About a year after earning my Master's Degree in English, I applied for a position at a local community college. The Campus Director and I sat down to interview. Mr. Bishop welcomed me to the school, settled into his chair, and asked, "So, who is Dionne?"

I was dumbfounded. Who was I? How do I answer this question?

I looked him straight in the eye and answered, "I don't know."

At the time, I was a daughter, a sister, a girlfriend/fiance. But primarily, I had spent the past two years as a graduate student. I was also a graduate teaching fellow, meaning all my time was taken up with my own homework, or planning my classes and grading my students' writing. And then, I graduated, earning my place in society, and losing sight of who I was at the same time.

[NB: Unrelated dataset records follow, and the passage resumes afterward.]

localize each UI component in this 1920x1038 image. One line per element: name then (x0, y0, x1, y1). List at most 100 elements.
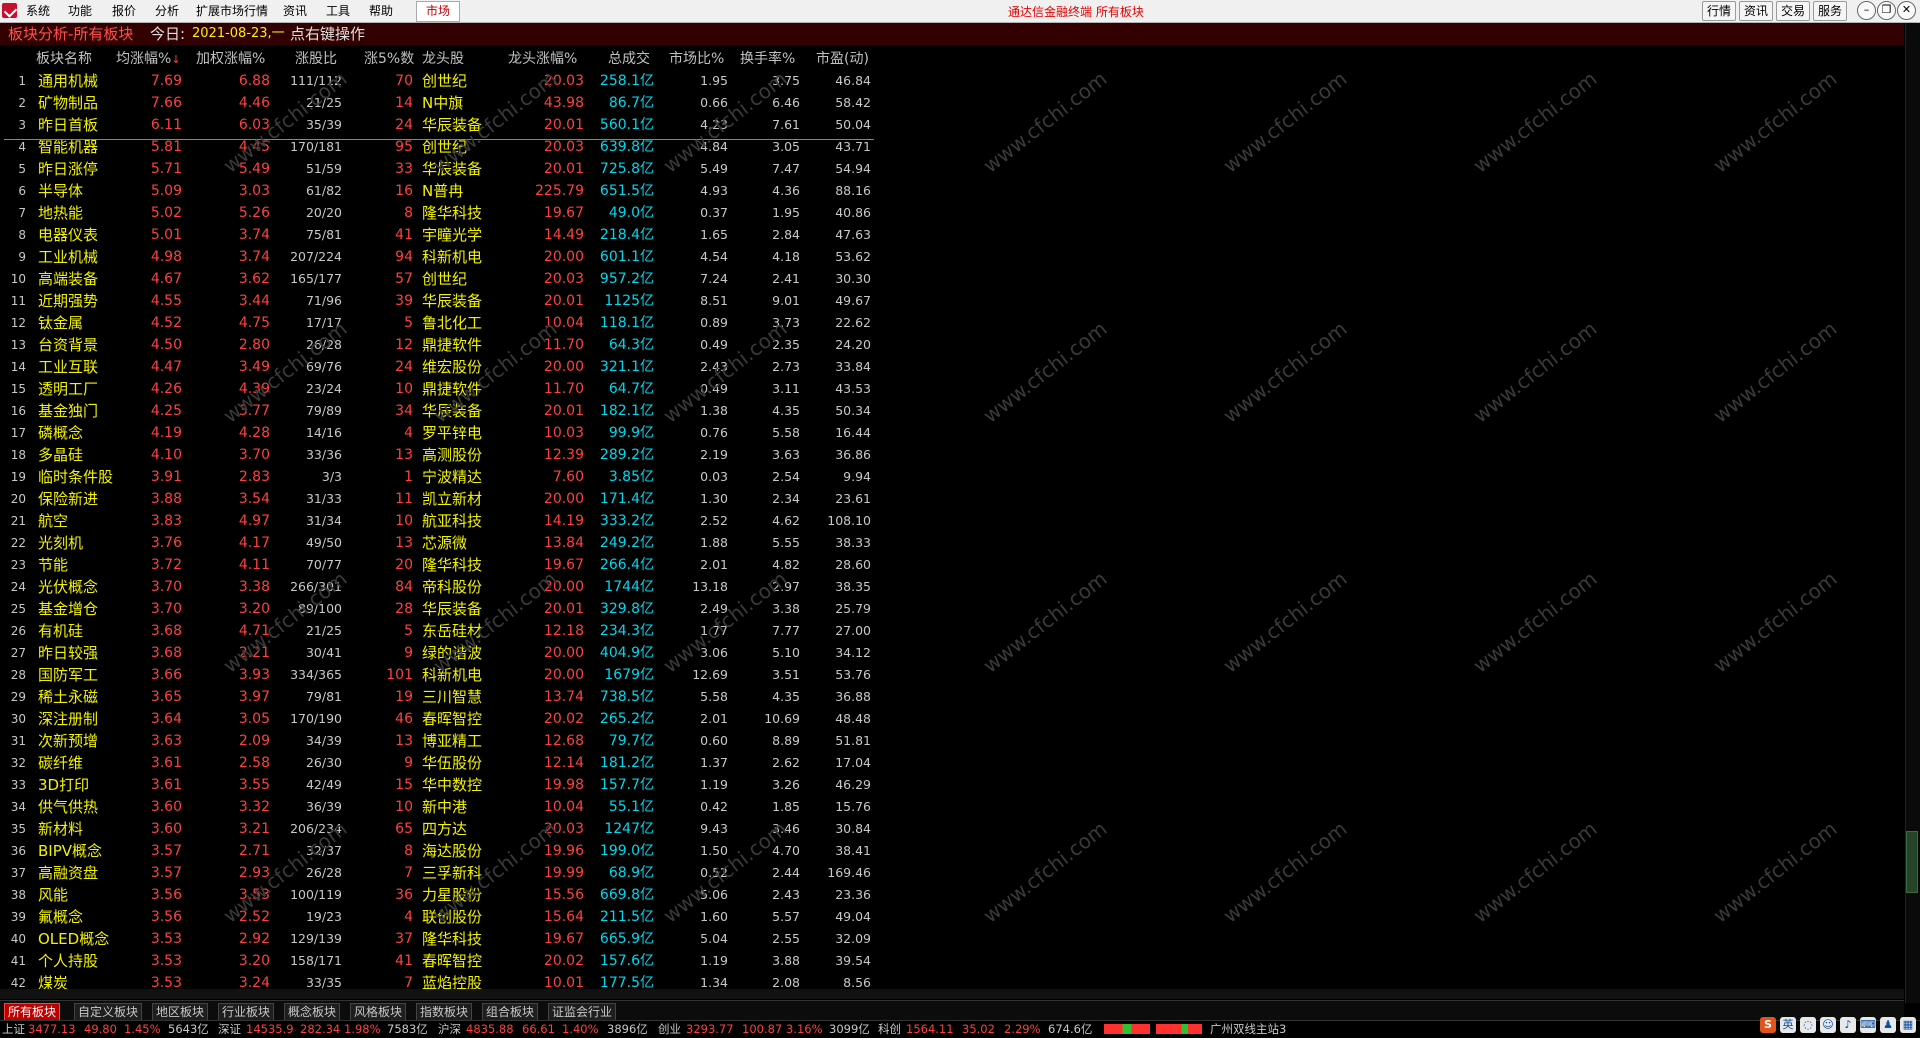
close-icon[interactable]: ✕ (1897, 1, 1916, 20)
up-ratio: 20/20 (305, 205, 342, 220)
pe-ratio: 108.10 (827, 513, 871, 528)
col-header-market-share[interactable]: 市场比% (669, 48, 724, 70)
tab-style-sectors[interactable]: 风格板块 (350, 1003, 407, 1021)
col-header-leader-change[interactable]: 龙头涨幅% (508, 48, 577, 70)
table-row[interactable]: 31 次新预增 3.63 2.09 34/39 13 博亚精工 12.68 79.7亿 0.60 8… (0, 730, 880, 752)
table-row[interactable]: 39 氟概念 3.56 2.52 19/23 4 联创股份 15.64 211.5亿 1.60 5.… (0, 906, 880, 928)
table-row[interactable]: 38 风能 3.56 3.53 100/119 36 力星股份 15.56 669.8亿 5.06… (0, 884, 880, 906)
table-row[interactable]: 14 工业互联 4.47 3.49 69/76 24 维宏股份 20.00 321.1亿 2.43… (0, 356, 880, 378)
menu-quote[interactable]: 报价 (112, 3, 136, 19)
leader-stock: 鲁北化工 (422, 314, 483, 332)
minimize-icon[interactable]: – (1857, 1, 1876, 20)
tab-concept-sectors[interactable]: 概念板块 (284, 1003, 341, 1021)
table-row[interactable]: 3 昨日首板 6.11 6.03 35/39 24 华辰装备 20.01 560.1亿 4.23 7… (0, 114, 880, 136)
menu-ext-market[interactable]: 扩展市场行情 (196, 3, 268, 19)
table-row[interactable]: 27 昨日较强 3.68 2.21 30/41 9 绿的谐波 20.00 404.9亿 3.06 5… (0, 642, 880, 664)
menu-analysis[interactable]: 分析 (155, 3, 179, 19)
table-row[interactable]: 6 半导体 5.09 3.03 61/82 16 N普冉 225.79 651.5亿 4.93 4.… (0, 180, 880, 202)
table-row[interactable]: 1 通用机械 7.69 6.88 111/112 70 创世纪 20.03 258.1亿 1.95… (0, 70, 880, 92)
col-header-leader[interactable]: 龙头股 (422, 48, 464, 70)
quote-button[interactable]: 行情 (1702, 1, 1737, 21)
vertical-scrollbar[interactable] (1905, 23, 1920, 1003)
tab-portfolio-sectors[interactable]: 组合板块 (482, 1003, 539, 1021)
service-button[interactable]: 服务 (1813, 1, 1848, 21)
col-header-turnover-rate[interactable]: 换手率% (740, 48, 795, 70)
index-name-cy[interactable]: 创业 (658, 1021, 681, 1038)
tab-industry-sectors[interactable]: 行业板块 (218, 1003, 275, 1021)
app-logo-icon[interactable] (2, 3, 17, 18)
table-row[interactable]: 32 碳纤维 3.61 2.58 26/30 9 华伍股份 12.14 181.2亿 1.37 2.… (0, 752, 880, 774)
table-row[interactable]: 22 光刻机 3.76 4.17 49/50 13 芯源微 13.84 249.2亿 1.88 5.… (0, 532, 880, 554)
tab-region-sectors[interactable]: 地区板块 (152, 1003, 209, 1021)
table-row[interactable]: 41 个人持股 3.53 3.20 158/171 41 春晖智控 20.02 157.6亿 1.… (0, 950, 880, 972)
table-row[interactable]: 21 航空 3.83 4.97 31/34 10 航亚科技 14.19 333.2亿 2.52 4.… (0, 510, 880, 532)
horizontal-scrollbar[interactable] (0, 989, 1904, 999)
tab-index-sectors[interactable]: 指数板块 (416, 1003, 473, 1021)
table-row[interactable]: 26 有机硅 3.68 4.71 21/25 5 东岳硅材 12.18 234.3亿 1.77 7.… (0, 620, 880, 642)
col-header-weighted-change[interactable]: 加权涨幅% (196, 48, 265, 70)
menu-function[interactable]: 功能 (68, 3, 92, 19)
ime-lang-toggle[interactable]: 英 (1780, 1017, 1796, 1033)
pe-ratio: 34.12 (835, 645, 871, 660)
table-row[interactable]: 25 基金增仓 3.70 3.20 89/100 28 华辰装备 20.01 329.8亿 2.4… (0, 598, 880, 620)
table-row[interactable]: 12 钛金属 4.52 4.75 17/17 5 鲁北化工 10.04 118.1亿 0.89 3.… (0, 312, 880, 334)
table-row[interactable]: 17 磷概念 4.19 4.28 14/16 4 罗平锌电 10.03 99.9亿 0.76 5.5… (0, 422, 880, 444)
table-row[interactable]: 11 近期强势 4.55 3.44 71/96 39 华辰装备 20.01 1125亿 8.51 9… (0, 290, 880, 312)
pe-ratio: 38.35 (835, 579, 871, 594)
menu-news[interactable]: 资讯 (283, 3, 307, 19)
col-header-up5-count[interactable]: 涨5%数 (364, 48, 414, 70)
toolbox-icon[interactable]: ▦ (1900, 1017, 1916, 1033)
punctuation-icon[interactable]: ◌ (1800, 1017, 1816, 1033)
table-row[interactable]: 37 高融资盘 3.57 2.93 26/28 7 三孚新科 19.99 68.9亿 0.52 2.… (0, 862, 880, 884)
scrollbar-thumb[interactable] (1906, 831, 1918, 893)
tab-csrc-industry[interactable]: 证监会行业 (548, 1003, 617, 1021)
table-row[interactable]: 18 多晶硅 4.10 3.70 33/36 13 高测股份 12.39 289.2亿 2.19 3… (0, 444, 880, 466)
microphone-icon[interactable]: ♪ (1840, 1017, 1856, 1033)
table-row[interactable]: 20 保险新进 3.88 3.54 31/33 11 凯立新材 20.00 171.4亿 1.30… (0, 488, 880, 510)
trade-button[interactable]: 交易 (1776, 1, 1811, 21)
table-row[interactable]: 10 高端装备 4.67 3.62 165/177 57 创世纪 20.03 957.2亿 7.2… (0, 268, 880, 290)
emoji-icon[interactable]: ☺ (1820, 1017, 1836, 1033)
keyboard-icon[interactable]: ⌨ (1860, 1017, 1876, 1033)
restore-icon[interactable]: ❐ (1877, 1, 1896, 20)
index-name-sh[interactable]: 上证 (2, 1021, 25, 1038)
table-row[interactable]: 28 国防军工 3.66 3.93 334/365 101 科新机电 20.00 1679亿 12… (0, 664, 880, 686)
table-row[interactable]: 36 BIPV概念 3.57 2.71 32/37 8 海达股份 19.96 199.0亿 1.5… (0, 840, 880, 862)
sogou-ime-icon[interactable]: S (1760, 1017, 1776, 1033)
table-row[interactable]: 8 电器仪表 5.01 3.74 75/81 41 宇瞳光学 14.49 218.4亿 1.65 2… (0, 224, 880, 246)
menu-system[interactable]: 系统 (26, 3, 50, 19)
user-icon[interactable]: ♟ (1880, 1017, 1896, 1033)
col-header-sector[interactable]: 板块名称 (36, 48, 92, 70)
table-row[interactable]: 9 工业机械 4.98 3.74 207/224 94 科新机电 20.00 601.1亿 4.5… (0, 246, 880, 268)
tab-all-sectors[interactable]: 所有板块 (4, 1003, 61, 1021)
col-header-avg-change[interactable]: 均涨幅%↓ (116, 48, 181, 71)
table-row[interactable]: 16 基金独门 4.25 3.77 79/89 34 华辰装备 20.01 182.1亿 1.38… (0, 400, 880, 422)
server-status[interactable]: 广州双线主站3 (1210, 1021, 1286, 1038)
table-row[interactable]: 2 矿物制品 7.66 4.46 21/25 14 N中旗 43.98 86.7亿 0.66 6.4… (0, 92, 880, 114)
col-header-turnover[interactable]: 总成交 (608, 48, 650, 70)
table-row[interactable]: 30 深注册制 3.64 3.05 170/190 46 春晖智控 20.02 265.2亿 2.… (0, 708, 880, 730)
leader-stock: 博亚精工 (422, 732, 483, 750)
menu-tools[interactable]: 工具 (326, 3, 350, 19)
table-row[interactable]: 33 3D打印 3.61 3.55 42/49 15 华中数控 19.98 157.7亿 1.19… (0, 774, 880, 796)
index-name-hs[interactable]: 沪深 (438, 1021, 461, 1038)
table-row[interactable]: 29 稀土永磁 3.65 3.97 79/81 19 三川智慧 13.74 738.5亿 5.58… (0, 686, 880, 708)
news-button[interactable]: 资讯 (1739, 1, 1774, 21)
table-row[interactable]: 23 节能 3.72 4.11 70/77 20 隆华科技 19.67 266.4亿 2.01 4.… (0, 554, 880, 576)
market-tab[interactable]: 市场 (416, 1, 460, 22)
tab-custom-sectors[interactable]: 自定义板块 (74, 1003, 143, 1021)
table-row[interactable]: 35 新材料 3.60 3.21 206/234 65 四方达 20.03 1247亿 9.43 3… (0, 818, 880, 840)
col-header-up-ratio[interactable]: 涨股比 (295, 48, 337, 70)
col-header-pe[interactable]: 市盈(动) (816, 48, 869, 70)
index-name-kc[interactable]: 科创 (878, 1021, 901, 1038)
table-row[interactable]: 5 昨日涨停 5.71 5.49 51/59 33 华辰装备 20.01 725.8亿 5.49 7… (0, 158, 880, 180)
table-row[interactable]: 7 地热能 5.02 5.26 20/20 8 隆华科技 19.67 49.0亿 0.37 1.95… (0, 202, 880, 224)
table-row[interactable]: 34 供气供热 3.60 3.32 36/39 10 新中港 10.04 55.1亿 0.42 1.… (0, 796, 880, 818)
table-row[interactable]: 15 透明工厂 4.26 4.39 23/24 10 鼎捷软件 11.70 64.7亿 0.49 3… (0, 378, 880, 400)
table-row[interactable]: 19 临时条件股 3.91 2.83 3/3 1 宁波精达 7.60 3.85亿 0.03 2.54… (0, 466, 880, 488)
index-name-sz[interactable]: 深证 (218, 1021, 241, 1038)
table-row[interactable]: 13 台资背景 4.50 2.80 26/28 12 鼎捷软件 11.70 64.3亿 0.49 2… (0, 334, 880, 356)
table-row[interactable]: 40 OLED概念 3.53 2.92 129/139 37 隆华科技 19.67 665.9亿… (0, 928, 880, 950)
menu-help[interactable]: 帮助 (369, 3, 393, 19)
table-row[interactable]: 24 光伏概念 3.70 3.38 266/301 84 帝科股份 20.00 1744亿 13.… (0, 576, 880, 598)
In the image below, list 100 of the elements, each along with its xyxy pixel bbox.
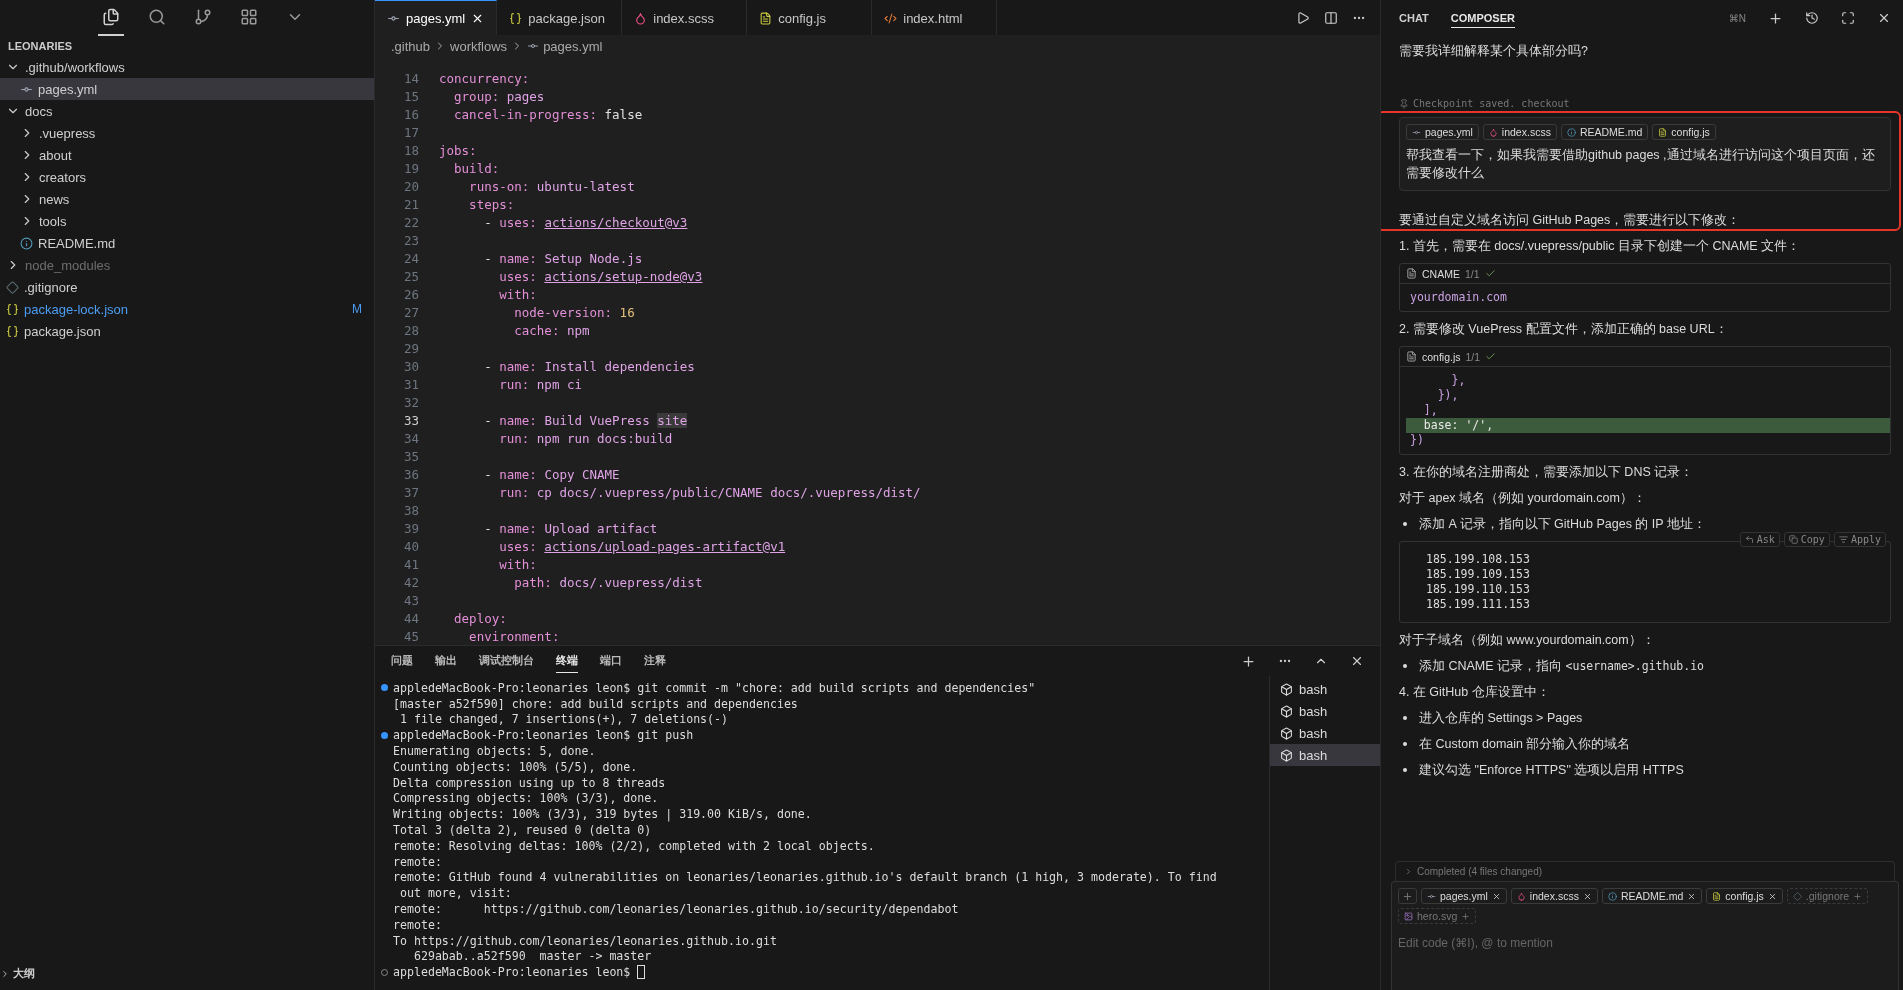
run-icon[interactable]	[1296, 10, 1310, 25]
info-icon	[1566, 127, 1576, 137]
droplet-icon	[1488, 127, 1498, 137]
history-icon[interactable]	[1805, 11, 1819, 25]
chat-tab[interactable]: COMPOSER	[1450, 8, 1515, 28]
tree-item[interactable]: docs	[0, 100, 374, 122]
panel-tab[interactable]: 问题	[391, 649, 413, 673]
terminal-session[interactable]: bash	[1270, 700, 1380, 722]
breadcrumb-item[interactable]: .github	[391, 38, 431, 54]
file-chip[interactable]: pages.yml	[1406, 124, 1479, 140]
bullet-icon	[1403, 768, 1407, 772]
line-number: 34	[402, 430, 420, 446]
line-number: 26	[402, 286, 420, 302]
panel-tab[interactable]: 终端	[556, 649, 578, 673]
line-number: 29	[402, 340, 420, 356]
code-line: 185.199.109.153	[1426, 567, 1531, 582]
split-editor-icon[interactable]	[1324, 10, 1338, 25]
file-chip[interactable]: hero.svg	[1398, 908, 1477, 924]
terminal-line: remote: Resolving deltas: 100% (2/2), completed with 2 local objects.	[393, 838, 875, 853]
code-line: cache: npm	[513, 322, 590, 338]
command-marker-icon	[381, 731, 388, 739]
code-line: - name: Build VuePress site	[483, 412, 688, 428]
close-icon	[1687, 891, 1697, 901]
code-line: },	[1450, 373, 1467, 388]
terminal-session[interactable]: bash	[1270, 744, 1380, 766]
code-line: runs-on: ubuntu-latest	[468, 178, 635, 194]
tree-item[interactable]: pages.yml	[0, 78, 374, 100]
maximize-icon[interactable]	[1841, 11, 1855, 25]
line-number: 19	[402, 160, 420, 176]
code-action-button[interactable]: Ask	[1739, 532, 1780, 547]
tree-item[interactable]: .vuepress	[0, 122, 374, 144]
add-file-button[interactable]	[1398, 888, 1417, 904]
files-tab[interactable]	[98, 6, 124, 36]
line-number: 35	[402, 448, 420, 464]
close-icon[interactable]	[1350, 654, 1364, 668]
line-number: 21	[402, 196, 420, 212]
response-text: 3. 在你的域名注册商处，需要添加以下 DNS 记录：	[1399, 464, 1695, 481]
file-chip[interactable]: config.js	[1652, 124, 1716, 140]
tree-item[interactable]: README.md	[0, 232, 374, 254]
pin-icon	[1399, 98, 1409, 109]
line-number: 27	[402, 304, 420, 320]
tree-item[interactable]: package-lock.json M	[0, 298, 374, 320]
response-text: 4. 在 GitHub 仓库设置中：	[1399, 684, 1551, 701]
bullet-text: 添加 A 记录，指向以下 GitHub Pages 的 IP 地址：	[1419, 516, 1706, 533]
line-number: 24	[402, 250, 420, 266]
editor-tab[interactable]: pages.yml	[375, 0, 498, 35]
line-number: 14	[402, 70, 420, 86]
file-chip[interactable]: README.md	[1601, 888, 1703, 904]
tree-item[interactable]: tools	[0, 210, 374, 232]
add-icon[interactable]	[1241, 653, 1256, 669]
code-line: with:	[498, 286, 537, 302]
tree-item[interactable]: .gitignore	[0, 276, 374, 298]
terminal-session[interactable]: bash	[1270, 722, 1380, 744]
code-action-button[interactable]: Apply	[1833, 532, 1886, 547]
tree-item[interactable]: node_modules	[0, 254, 374, 276]
panel-tab[interactable]: 注释	[644, 649, 666, 673]
line-number: 33	[402, 412, 420, 428]
add-icon[interactable]	[1768, 10, 1783, 26]
file-chip[interactable]: README.md	[1560, 124, 1649, 140]
cursor-icon	[637, 965, 646, 980]
cube-icon	[1280, 726, 1293, 740]
panel-tab[interactable]: 端口	[600, 649, 622, 673]
code-line: - uses: actions/checkout@v3	[483, 214, 688, 230]
outline-section[interactable]: 大纲	[0, 966, 374, 990]
terminal-line: Compressing objects: 100% (3/3), done.	[393, 791, 659, 806]
panel-tab[interactable]: 调试控制台	[479, 649, 534, 673]
code-action-button[interactable]: Copy	[1783, 532, 1830, 547]
code-line: run: npm ci	[498, 376, 582, 392]
file-chip[interactable]: pages.yml	[1421, 888, 1507, 904]
message-text: 帮我查看一下，如果我需要借助github pages ,通过域名进行访问这个项目页面，还需要修改什么	[1406, 147, 1876, 182]
code-line: path: docs/.vuepress/dist	[513, 574, 703, 590]
tree-item[interactable]: news	[0, 188, 374, 210]
file-chip[interactable]: index.scss	[1482, 124, 1557, 140]
tree-item[interactable]: about	[0, 144, 374, 166]
code-line: steps:	[468, 196, 515, 212]
tree-item[interactable]: .github/workflows	[0, 56, 374, 78]
file-chip[interactable]: config.js	[1706, 888, 1783, 904]
file-chip[interactable]: .gitignore	[1786, 888, 1869, 904]
file-chip[interactable]: index.scss	[1510, 888, 1598, 904]
plus-icon	[1402, 890, 1413, 902]
tree-item[interactable]: creators	[0, 166, 374, 188]
chat-tab[interactable]: CHAT	[1399, 8, 1429, 28]
close-icon[interactable]	[1877, 11, 1891, 25]
terminal-line: out more, visit:	[398, 886, 512, 901]
code-line: concurrency:	[439, 70, 530, 86]
code-line: ],	[1422, 403, 1439, 418]
tree-item[interactable]: package.json	[0, 320, 374, 342]
files-icon	[102, 8, 120, 26]
line-number: 39	[402, 520, 420, 536]
bullet-text: 添加 CNAME 记录，指向 <username>.github.io	[1419, 658, 1705, 675]
breadcrumb-item[interactable]: pages.yml	[543, 38, 603, 54]
line-number: 31	[402, 376, 420, 392]
breadcrumb-item[interactable]: workflows	[450, 38, 508, 54]
composer-input[interactable]: Edit code (⌘I), @ to mention	[1398, 932, 1892, 954]
panel-tab[interactable]: 输出	[435, 649, 457, 673]
response-text: 对于子域名（例如 www.yourdomain.com）：	[1399, 632, 1656, 649]
terminal-line: Writing objects: 100% (3/3), 319 bytes | 319.00 KiB/s, done.	[393, 807, 812, 822]
js-file-icon	[1712, 891, 1722, 901]
line-number: 45	[402, 628, 420, 644]
terminal-session[interactable]: bash	[1270, 678, 1380, 700]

How often do we have to search to understand who we are? Why does it seem that, as soon as we know who we are, what we stand for and believe in, and what stands we will take for our convictions, we get comfortable and WHAM! something changes and we have to redefine ourselves.

Changes occur constantly, and we expect that big changes will cause us to reexamine our lives. But sometimes it's the small ones, seemingly insignificant, that sneak up on us to the point where we don't even realize why we're feeling disconcerted, disoriented, discombobulated. And then, we have no choice but to dig out that metaphoric magnifying glass. I find that a glass of wine sometimes helps. I find, personally, often, that quiet time helps. But I know myself well enough to understand that as an introvert, I won't ever feel centered or be able to discern what is wrong if I'm perpetually surrounded by people and noise.

Regardless, our efforts to define who we are is never-ending, constantly altering. My most recent shift still has me going in circles at times - balance is still an issue - unrelenting. It probably won't slack off until the school year ends, but then I'll shift again, becoming "merely" a homemaker for the summer. Please note the quotations. But I want to send out a request and a comment - for any of my readers/friends/relatives who find themselves struggling with their identity due to changes big and small - it sometimes helps to talk. I am, by nature, a rather contemplative creature. And though I won't necessarily volunteer to talk with someone - at least not until I've sifted first, I do find it helps to talk. So, if any of you ever feel a need to just vent, spout, vomit your emotions, as a neutral party, I'm here for you.